Magazine Culture

L'heureuse mélancolie. Mélodies de Francis Poulenc par Sophie Karthäuser et Eugene Asti

Publié le 27 avril 2014 par Jeanchristophepucek
Marc Chagall Bouquet aux amoureux volants

Marc Chagall (Vitebsk, 1887-Saint-Paul de Vence,1985),
Bouquet aux amoureux volants
, c.1934-47

Huile sur toile, 130,5 x 97,5 cm, Londres, Tate Gallery
© ADAGP, Paris & DACS, London

2013 a marqué le cinquantenaire de la mort de Francis Poulenc, événement qui a été fêté au disque comme à la scène avec plus ou moins de bonheur. Harmonia Mundi nous offre, en ce printemps, deux enregistrements consacrés à ce compositeur dont la cote auprès du public ne semble pas devoir se dévaluer, ce qui ne peut que réjouir ceux qui, comme votre serviteur, nourrissent pour lui quelque tendresse : le premier, réunissant les Sept Répons de Ténèbres et le Stabat Mater dans une très belle lecture dirigée par Daniel Reuss devrait être chroniquée d'ici peu par le blog ami Sprezzatura e Glosas, auquel je vous renvoie, le second, dont il va être question ci-après, est une anthologie de mélodies intitulée Les anges musiciens, qui réunit la soprano Sophie Karthäuser et le pianiste Eugene Asti.

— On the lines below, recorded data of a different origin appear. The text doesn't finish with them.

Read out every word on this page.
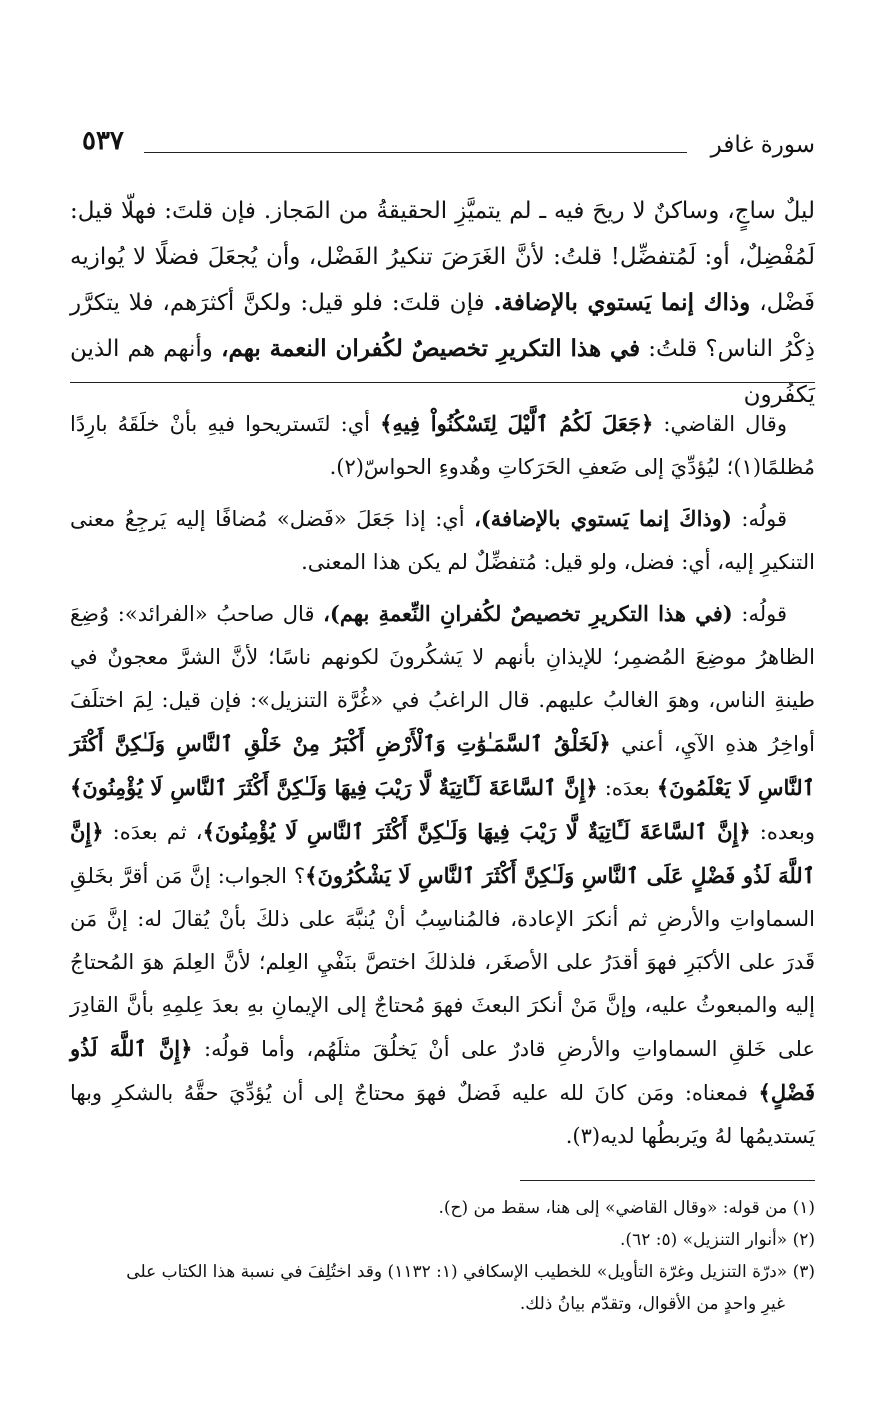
٥٣٧	سورة غافر
ليلٌ ساجٍ، وساكنٌ لا ريحَ فيه ـ لم يتميَّزِ الحقيقةُ من المَجاز. فإن قلتَ: فهلّا قيل: لَمُفْضِلٌ، أو: لَمُتفضِّل! قلتُ: لأنَّ الغَرَضَ تنكيرُ الفَضْل، وأن يُجعَلَ فضلًا لا يُوازيه فَضْل، وذاك إنما يَستوي بالإضافة. فإن قلتَ: فلو قيل: ولكنَّ أكثرَهم، فلا يتكرَّر ذِكْرُ الناس؟ قلتُ: في هذا التكريرِ تخصيصٌ لكُفران النعمة بهم، وأنهم هم الذين يَكفُرون

وقال القاضي: ﴿جَعَلَ لَكُمُ ٱلَّيْلَ لِتَسْكُنُواْ فِيهِ﴾ أي: لتَستريحوا فيهِ بأنْ خلَقَهُ بارِدًا مُظلمًا(١)؛ ليُؤدِّيَ إلى ضَعفِ الحَرَكاتِ وهُدوءِ الحواسّ(٢).

قولُه: (وذاكَ إنما يَستوي بالإضافة)، أي: إذا جَعَلَ «فَضل» مُضافًا إليه يَرجِعُ معنى التنكيرِ إليه، أي: فضل، ولو قيل: مُتفضِّلٌ لم يكن هذا المعنى.

قولُه: (في هذا التكريرِ تخصيصٌ لكُفرانِ النِّعمةِ بهم)، قال صاحبُ «الفرائد»: وُضِعَ الظاهرُ موضِعَ المُضمِر؛ للإيذانِ بأنهم لا يَشكُرونَ لكونهم ناسًا؛ لأنَّ الشرَّ معجونٌ في طينةِ الناس، وهوَ الغالبُ عليهم. قال الراغبُ في «غُرَّة التنزيل»: فإن قيل: لِمَ اختلَفَ أواخِرُ هذهِ الآيِ، أعني ﴿لَخَلْقُ ٱلسَّمَـٰوَٰتِ وَٱلْأَرْضِ أَكْبَرُ مِنْ خَلْقِ ٱلنَّاسِ وَلَـٰكِنَّ أَكْثَرَ ٱلنَّاسِ لَا يَعْلَمُونَ﴾ بعدَه: ﴿إِنَّ ٱلسَّاعَةَ لَـَٔاتِيَةٌ لَّا رَيْبَ فِيهَا وَلَـٰكِنَّ أَكْثَرَ ٱلنَّاسِ لَا يُؤْمِنُونَ﴾ وبعده: ﴿إِنَّ ٱلسَّاعَةَ لَـَٔاتِيَةٌ لَّا رَيْبَ فِيهَا وَلَـٰكِنَّ أَكْثَرَ ٱلنَّاسِ لَا يُؤْمِنُونَ﴾، ثم بعدَه: ﴿إِنَّ ٱللَّهَ لَذُو فَضْلٍ عَلَى ٱلنَّاسِ وَلَـٰكِنَّ أَكْثَرَ ٱلنَّاسِ لَا يَشْكُرُونَ﴾؟ الجواب: إنَّ مَن أقرَّ بخَلقِ السماواتِ والأرضِ ثم أنكرَ الإعادة، فالمُناسِبُ أنْ يُنبَّهَ على ذلكَ بأنْ يُقالَ له: إنَّ مَن قَدرَ على الأكبَرِ فهوَ أقدَرُ على الأصغَر، فلذلكَ اختصَّ بنَفْيِ العِلم؛ لأنَّ العِلمَ هوَ المُحتاجُ إليه والمبعوثُ عليه، وإنَّ مَنْ أنكرَ البعثَ فهوَ مُحتاجٌ إلى الإيمانِ بهِ بعدَ عِلمِهِ بأنَّ القادِرَ على خَلقِ السماواتِ والأرضِ قادرٌ على أنْ يَخلُقَ مثلَهُم، وأما قولُه: ﴿إِنَّ ٱللَّهَ لَذُو فَضْلٍ﴾ فمعناه: ومَن كانَ لله عليه فَضلٌ فهوَ محتاجٌ إلى أن يُؤدِّيَ حقَّهُ بالشكرِ وبها يَستديمُها لهُ ويَربطُها لديه(٣).

(١) من قوله: «وقال القاضي» إلى هنا، سقط من (ح).

(٢) «أنوار التنزيل» (٥: ٦٢).

(٣) «درّة التنزيل وغرّة التأويل» للخطيب الإسكافي (١: ١١٣٢) وقد اختُلِفَ في نسبة هذا الكتاب على

غيرِ واحدٍ من الأقوال، وتقدّم بيانُ ذلك.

Avec un catalogue de près de deux cents œuvres, la mélodie occupe une place privilégiée dans la production de Francis Poulenc, qui va pratiquer ce genre de 1913, date de Viens ! Une flûte invisible, composée pour le mariage de sa sœur, à l'ultime Nos souvenirs qui chantent en 1962. Le compositeur y trouve un moyen idéal pour exprimer toutes les facettes d'une personnalité multiforme et complexe, en abordant les thèmes qui lui sont chers tout en se mettant au service d'un art qu'il goûtait particulièrement : la poésie. Il faut souligner que s'il mit en musique des auteurs anciens, comme Pierre de Ronsard dont il offrit Àsa guitare à Yvonne Printemps en 1935, sa préférence allait principalement à ses contemporains avec la plupart desquels il était en relation, qu'il s'agisse, entre autres, de Paul Éluard, de Guillaume Apollinaire qu'il eut le temps de côtoyer brièvement avant que la grippe espagnole l'emporte en 1918, de Louis Aragon ou de Louise de Vilmorin.

Si l'amour est très présent et constitue, non sans y semer son lot de doutes et d'angoisses, la ligne de force des deux cycles majeurs présents dans cette anthologie que sont Tel jour telle nuit (1937), empreint d'un recueillement qui souvent s'ouvre sur une gravité frémissante, et Fiançailles pour rire (1939),

Francis Poulenc
aux teintes plus claires mais dont l'humeur légère n'exclut pas des recoins d'ombre inquiète (« Dans l'herbe », « Mon cadavre est doux comme un gant »), l'enfance pointe également le bout d'un nez à la fois candide et moqueur, ouvertement dans La courte paille, un cycle sur des poèmes de Maurice Carême (1960, créé l'année suivante) dans lequel l'espièglerie poussée parfois jusqu'au plus complet surréalisme (« Quelle aventure ! », « Le carafon ») le dispute à une tendresse rêveuse et nostalgique (« La reine de cœur », « Les anges musiciens »), ou, cette fois de façon plus diffuse, dans l'inventaire à la Prévert de « Fêtes galantes », second volet des Deux poèmes de Louis Aragon (1943). Cet humour volatil et volontiers goguenard côtoie sans hiatus l'expression de visions plus tragiques, dont les poignants « C. », pendant de « Fêtes galantes », où résonne l'écho des atrocités de la Seconde guerre mondiale, et Bleuet (1939) qui évoque, sur un poème posthume de Guillaume Apollinaire, qui savait de quoi il parlait, la destinée des jeunes hommes fauchés par la Grande guerre, ou encore Main dominée par le cœur (1946) dont le tempo noté « très allant » ne doit pas faire oublier qu'il y passe le souffle haletant d'un inéluctable qui bée sur le vide. On aurait pu souhaiter, pour qu'il ne manque rien au portrait de Poulenc qu'il dessine en filigrane, que ce récital propose également une mélodie d'inspiration plus clairement religieuse – pourquoi pas l'émouvante simplicité de Priez pour paix ? –, mais l'essentiel est là, entre le bon rire qui croque la vie et la mélancolie des heures de solitude, bercés par les élans du cœur dont les oscillations permanentes entre élan et nostalgie trouvent une de leurs plus parfaites expressions dans les célébrissimes Chemins de l'amour (1940) où passent, sur un rythme de valse, autant de sourires que de larmes.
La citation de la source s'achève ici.